- Born: Khayree Shaheed 1960 (age 65–66) Vallejo, California, U.S.
- Genres: Hip hop; G-funk; West Coast hip hop; gangsta rap;
- Occupations: Record producer; bassist;
- Years active: 1976–present
- Labels: Strictly Business Productions; Young Black Brotha;

= Khayree =

Khayree Shaheed is a music producer, from Vallejo, California. He is best known for producing for Bay Area rappers such as Mac Dre, Mac Mall, Ray Luv, and Young Lay.

==Career==
He produced most of Young Lay's album Black 'N Dangerous and Mac Mall's Illegal Business?, as well as many others. Some of the best known songs he produced include Young Lay's "All About My Fetti", which was used for the soundtrack to the movie New Jersey Drive, and also Mac Mall's "Ghetto Theme", whose music video was directed by Tupac Shakur. His production style is similar to the G-Funk that was commonly found in West Coast Rap in the mid-1990s, but usually without the use of samples.
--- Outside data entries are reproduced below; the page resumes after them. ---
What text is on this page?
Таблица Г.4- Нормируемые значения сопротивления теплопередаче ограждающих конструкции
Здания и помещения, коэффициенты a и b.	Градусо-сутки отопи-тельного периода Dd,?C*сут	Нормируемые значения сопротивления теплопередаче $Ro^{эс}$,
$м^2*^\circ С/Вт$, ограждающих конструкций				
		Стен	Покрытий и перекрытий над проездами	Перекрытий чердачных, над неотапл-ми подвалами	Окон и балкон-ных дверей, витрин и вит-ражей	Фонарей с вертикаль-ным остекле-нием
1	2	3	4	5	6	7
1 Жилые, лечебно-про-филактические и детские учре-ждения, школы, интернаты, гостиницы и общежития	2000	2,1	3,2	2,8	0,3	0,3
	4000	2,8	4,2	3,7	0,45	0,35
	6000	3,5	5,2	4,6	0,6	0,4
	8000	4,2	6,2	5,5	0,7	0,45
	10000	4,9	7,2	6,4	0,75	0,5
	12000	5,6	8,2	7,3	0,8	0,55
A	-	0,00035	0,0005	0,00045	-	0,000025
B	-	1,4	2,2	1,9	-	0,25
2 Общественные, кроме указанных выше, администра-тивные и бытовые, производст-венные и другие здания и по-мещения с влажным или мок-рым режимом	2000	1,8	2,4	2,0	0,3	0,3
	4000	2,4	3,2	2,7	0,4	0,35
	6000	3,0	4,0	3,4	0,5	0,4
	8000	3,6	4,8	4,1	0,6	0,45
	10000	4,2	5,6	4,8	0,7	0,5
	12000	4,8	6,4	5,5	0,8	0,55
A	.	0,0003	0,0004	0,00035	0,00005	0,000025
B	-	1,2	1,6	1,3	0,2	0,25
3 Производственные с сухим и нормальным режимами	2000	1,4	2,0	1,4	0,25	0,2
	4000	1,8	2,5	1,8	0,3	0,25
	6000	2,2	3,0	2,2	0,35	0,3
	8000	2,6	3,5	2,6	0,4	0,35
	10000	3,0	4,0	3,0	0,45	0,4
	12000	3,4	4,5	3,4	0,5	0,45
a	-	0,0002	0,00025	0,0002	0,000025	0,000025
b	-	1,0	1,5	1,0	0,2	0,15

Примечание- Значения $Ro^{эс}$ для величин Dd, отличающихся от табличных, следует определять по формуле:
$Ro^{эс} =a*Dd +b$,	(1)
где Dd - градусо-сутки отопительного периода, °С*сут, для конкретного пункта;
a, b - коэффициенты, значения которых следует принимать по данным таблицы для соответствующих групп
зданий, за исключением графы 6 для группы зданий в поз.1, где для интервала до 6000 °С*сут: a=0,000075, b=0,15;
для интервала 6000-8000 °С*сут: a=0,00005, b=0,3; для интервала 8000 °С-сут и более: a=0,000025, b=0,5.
Khayree Produced Ray Luv's album "Forever Hustlin" and the album was released in 1995 by Interscope Records through the Bay Area label Young Black Brotha, was his major label debut it reached #21 on the Billboard Top R&B/Hip Hop Albums chart. Ray Luv's single "Last Nite" was popular among street Gangsta rap fans. Khayree released a solo album in 1997 titled The Blackalation (The World Is Yours). Some of his earliest productions were the tracks "Hooked" and "It's a Party" off of Vanilla Ice's 1990 album To the Extreme.

As of January 2010, he had reconnected with longtime Young Black Brotha Records labelmate Mac Mall, with whom he was in the studio working on new crestside material for a new album which would be off Mall's new label Thizz Or Die.